Pas évident de concevoir l'avenir. Et encore moins en ces fins d'années où, entre poularde et cotillons, les voyantes nous font le coup (généralement foireux) de la boule de cristal. Loin des pythies de bazar et des oracles moisis, Jules Verne, pourtant, n'est pas mort. C'est en tout cas ce que l'on a envie (?) de croire en lisant cette histoire qu'à votre tour vous aurez envie de découvrir. 
Imaginez, nous sommes à l'automne 2016, il fait chaud, trop chaud (une des seules prédictions* sur lesquelles tout le monde semble commencer à s'accorder). Votre réfrigérateur, flambant neuf, "intelligent" comme disait le vendeur du magasin d'électroménager sans trop savoir vous expliquer pourquoi, votre réfrigérateur, donc, est vide et vous avez soif d'un merlot bien frais. Alors, vous regardez sa façade grise comme l'inox, et vous lui demandez. Non, en fait, c'est lui qui vous le propose.


Car sur la façade de ce réfrigérateur, il y a ce petit logo entre jaune fluo et vert cru. Trois lettres surmontées d'un tiret, VIV. Une forme d'intelligence artificielle qui renvoie l'assistant SIRI de votre iPhone à la préhistoire de l'informatique. Depuis que la canicule de juillet 2016 a fait rendre l'âme à son prédécesseur dont le talent se limitait à rafraîchir des bouteilles et créer des glaçons, vous commencez à ne plus vous interroger sur le fait de savoir si justement les objets inanimés en ont une, d'âme. En quelques semaines, cette boîte de ferraille a appris votre vocabulaire, et aussi le sens que vous donnez à chaque mot. Ce qu'est pour vous un vin "incroyable", "sexy", "nature"… Elle connaît désormais vos goûts, vos habitudes, vos secrets (qu'elle jure de garder secrets), vos travers même. Progressivement, elle s'est même mis à devancer vos désirs.
VIV, "the global brain" que les inventeurs de SIRI sont en train de peaufiner, sera peut-être vraiment une révolution, à tel point qu'il est légitime de se poser la question de savoir si le vert de son logo est celui de l'espoir ou celui du Diable. On parle d'un lancement en 2016 mais il faudra du temps pour que son intégration puis surtout son utilisation se mettent en place, entrent dans les mœurs, tant ses implications sont gigantesques.

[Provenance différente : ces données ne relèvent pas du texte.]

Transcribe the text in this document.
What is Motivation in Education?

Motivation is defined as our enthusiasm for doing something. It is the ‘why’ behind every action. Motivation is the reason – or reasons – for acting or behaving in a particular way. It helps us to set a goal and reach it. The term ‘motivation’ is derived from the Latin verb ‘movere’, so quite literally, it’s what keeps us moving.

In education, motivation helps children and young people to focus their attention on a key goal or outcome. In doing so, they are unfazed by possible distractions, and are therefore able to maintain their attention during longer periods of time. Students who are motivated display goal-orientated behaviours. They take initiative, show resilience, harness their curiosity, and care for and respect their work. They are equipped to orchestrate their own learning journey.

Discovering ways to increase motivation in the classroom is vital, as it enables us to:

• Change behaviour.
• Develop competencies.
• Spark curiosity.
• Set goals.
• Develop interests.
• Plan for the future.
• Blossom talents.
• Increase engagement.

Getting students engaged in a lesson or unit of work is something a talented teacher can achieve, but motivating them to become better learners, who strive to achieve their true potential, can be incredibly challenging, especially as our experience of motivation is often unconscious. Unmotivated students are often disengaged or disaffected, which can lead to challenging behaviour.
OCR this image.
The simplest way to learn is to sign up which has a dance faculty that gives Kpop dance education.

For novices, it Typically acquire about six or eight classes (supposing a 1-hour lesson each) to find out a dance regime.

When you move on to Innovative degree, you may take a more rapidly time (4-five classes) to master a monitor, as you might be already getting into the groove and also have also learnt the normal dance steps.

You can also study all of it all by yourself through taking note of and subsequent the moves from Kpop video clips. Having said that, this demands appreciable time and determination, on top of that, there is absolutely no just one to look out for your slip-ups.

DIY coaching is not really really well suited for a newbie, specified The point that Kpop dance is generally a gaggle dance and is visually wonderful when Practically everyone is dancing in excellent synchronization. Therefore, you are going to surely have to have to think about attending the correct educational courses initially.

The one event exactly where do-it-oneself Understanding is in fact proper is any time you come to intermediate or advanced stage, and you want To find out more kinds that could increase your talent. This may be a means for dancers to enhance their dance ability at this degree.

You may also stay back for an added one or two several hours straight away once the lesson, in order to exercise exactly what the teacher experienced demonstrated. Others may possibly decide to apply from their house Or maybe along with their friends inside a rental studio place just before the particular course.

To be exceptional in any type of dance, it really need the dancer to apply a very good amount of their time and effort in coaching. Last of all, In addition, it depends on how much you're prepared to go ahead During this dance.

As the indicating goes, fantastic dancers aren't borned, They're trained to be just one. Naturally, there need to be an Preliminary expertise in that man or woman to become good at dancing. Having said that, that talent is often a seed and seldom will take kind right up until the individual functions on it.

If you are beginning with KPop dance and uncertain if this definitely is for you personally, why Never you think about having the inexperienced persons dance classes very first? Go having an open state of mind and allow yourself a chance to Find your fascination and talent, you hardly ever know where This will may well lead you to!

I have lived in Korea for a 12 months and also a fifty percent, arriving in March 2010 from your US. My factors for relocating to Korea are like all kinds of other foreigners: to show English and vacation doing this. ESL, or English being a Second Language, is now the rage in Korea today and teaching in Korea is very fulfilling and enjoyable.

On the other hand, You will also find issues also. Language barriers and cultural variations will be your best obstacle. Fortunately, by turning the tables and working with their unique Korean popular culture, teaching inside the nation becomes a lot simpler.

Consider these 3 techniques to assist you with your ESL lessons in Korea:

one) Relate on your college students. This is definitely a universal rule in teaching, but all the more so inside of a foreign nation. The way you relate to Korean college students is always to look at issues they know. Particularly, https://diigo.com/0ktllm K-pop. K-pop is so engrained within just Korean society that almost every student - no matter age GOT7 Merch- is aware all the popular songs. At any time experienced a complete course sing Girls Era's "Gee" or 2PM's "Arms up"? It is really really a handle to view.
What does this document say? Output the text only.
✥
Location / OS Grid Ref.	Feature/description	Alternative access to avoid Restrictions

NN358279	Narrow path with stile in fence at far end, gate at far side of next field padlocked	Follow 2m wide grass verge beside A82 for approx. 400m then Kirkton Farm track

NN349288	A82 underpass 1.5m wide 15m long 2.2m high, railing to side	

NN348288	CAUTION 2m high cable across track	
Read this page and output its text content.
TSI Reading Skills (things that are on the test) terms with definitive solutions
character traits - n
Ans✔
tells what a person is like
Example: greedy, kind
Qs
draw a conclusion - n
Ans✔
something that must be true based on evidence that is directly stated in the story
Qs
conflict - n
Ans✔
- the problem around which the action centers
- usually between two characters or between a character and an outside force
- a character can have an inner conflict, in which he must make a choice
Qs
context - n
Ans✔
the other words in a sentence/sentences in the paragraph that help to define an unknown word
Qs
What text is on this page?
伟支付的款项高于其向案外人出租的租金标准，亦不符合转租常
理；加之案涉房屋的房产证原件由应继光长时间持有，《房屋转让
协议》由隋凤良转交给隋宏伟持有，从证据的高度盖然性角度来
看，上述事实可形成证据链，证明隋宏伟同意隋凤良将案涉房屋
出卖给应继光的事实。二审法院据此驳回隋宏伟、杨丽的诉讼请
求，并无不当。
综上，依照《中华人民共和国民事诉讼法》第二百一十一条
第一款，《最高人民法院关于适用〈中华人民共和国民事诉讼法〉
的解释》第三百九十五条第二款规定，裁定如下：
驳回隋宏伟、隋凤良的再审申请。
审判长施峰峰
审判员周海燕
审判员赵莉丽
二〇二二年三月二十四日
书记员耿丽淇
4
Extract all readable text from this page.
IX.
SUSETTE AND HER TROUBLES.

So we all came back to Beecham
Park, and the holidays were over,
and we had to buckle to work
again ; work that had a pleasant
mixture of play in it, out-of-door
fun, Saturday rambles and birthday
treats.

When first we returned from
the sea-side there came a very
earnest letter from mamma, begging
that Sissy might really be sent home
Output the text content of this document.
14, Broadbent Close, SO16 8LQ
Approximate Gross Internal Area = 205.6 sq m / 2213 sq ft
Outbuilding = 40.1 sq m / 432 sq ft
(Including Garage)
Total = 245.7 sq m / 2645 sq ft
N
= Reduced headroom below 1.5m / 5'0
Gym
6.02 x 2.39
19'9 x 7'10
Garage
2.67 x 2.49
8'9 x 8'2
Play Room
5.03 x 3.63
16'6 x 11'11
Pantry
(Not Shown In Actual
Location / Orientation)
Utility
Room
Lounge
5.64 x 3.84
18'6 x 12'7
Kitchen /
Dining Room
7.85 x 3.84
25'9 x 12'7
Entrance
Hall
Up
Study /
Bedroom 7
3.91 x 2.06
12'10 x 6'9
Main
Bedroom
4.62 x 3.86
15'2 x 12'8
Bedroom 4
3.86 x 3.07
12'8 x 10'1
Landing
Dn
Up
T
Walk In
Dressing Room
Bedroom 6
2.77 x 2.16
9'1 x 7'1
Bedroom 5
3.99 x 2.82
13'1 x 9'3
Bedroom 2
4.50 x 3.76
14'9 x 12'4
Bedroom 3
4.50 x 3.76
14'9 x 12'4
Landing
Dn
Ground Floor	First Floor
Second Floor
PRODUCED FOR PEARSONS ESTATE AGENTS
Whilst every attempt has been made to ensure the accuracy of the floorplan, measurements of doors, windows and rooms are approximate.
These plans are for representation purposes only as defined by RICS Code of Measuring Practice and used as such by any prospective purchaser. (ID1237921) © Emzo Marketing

Parti d'une discussion d'ivrognes entre petits mozarts du codage à l'issue d'un enterrement de vie de garçon, ce projet prétend intégrer aux objets de notre quotidien une sorte d'intelligence "en mouvement" qui dépasse de loin la petite recherche sur Internet des assistants actuels encore très patauds. VIV va vraiment apprendre à votre contact afin de pouvoir prendre des initiatives, et décrypter l'univers (marchand principalement) à votre place, dépasser par exemple les diktats de Google, fouiller, comparer, pondérer. Il est ni plus ni moins question de donner naissance à une sorte d'ADN artificiel capable d'aboutir à une pensée autonome. La science-fiction n'est pas loin.
Pour mieux comprendre comment cette technologie californienne risque de modifier complètement notre quotidien, ringardiser les géants du Web et modifier (entre autres) les règles du Commerce, il vous faut impérativement lire ce papier de John H. Richardson, traduit de l'américain, sur le remarquable site Ulyces. Vous y comprendrez comment, à terme, bien au-delà du choix du merlot de votre frigo, VIV peut "contrôler le Monde". Passionnant, et comme souvent vaguement inquiétant. Mais ce sera peut-être aussi ça, 2016.



Commentaires

  1. Vincent,

    Merci pour ce billet.
    Le monde des objets connectés va nous tomber dessus très vite désormais.
    Les petits malins (publicitaires, épiciers en tous genres) de la révolution informatique (et biologique) ont plein d'idées pour nous aider à penser (et nous vendre leurs daubes).

    Transhumanisme, université de la singularité : pas trop fan.
    Quelques voix s'élèvent du côté de Gates ou Hawking

    Je dis cela alors que j'ai étudié l'Intelligence Artificielle il y a 30 ans.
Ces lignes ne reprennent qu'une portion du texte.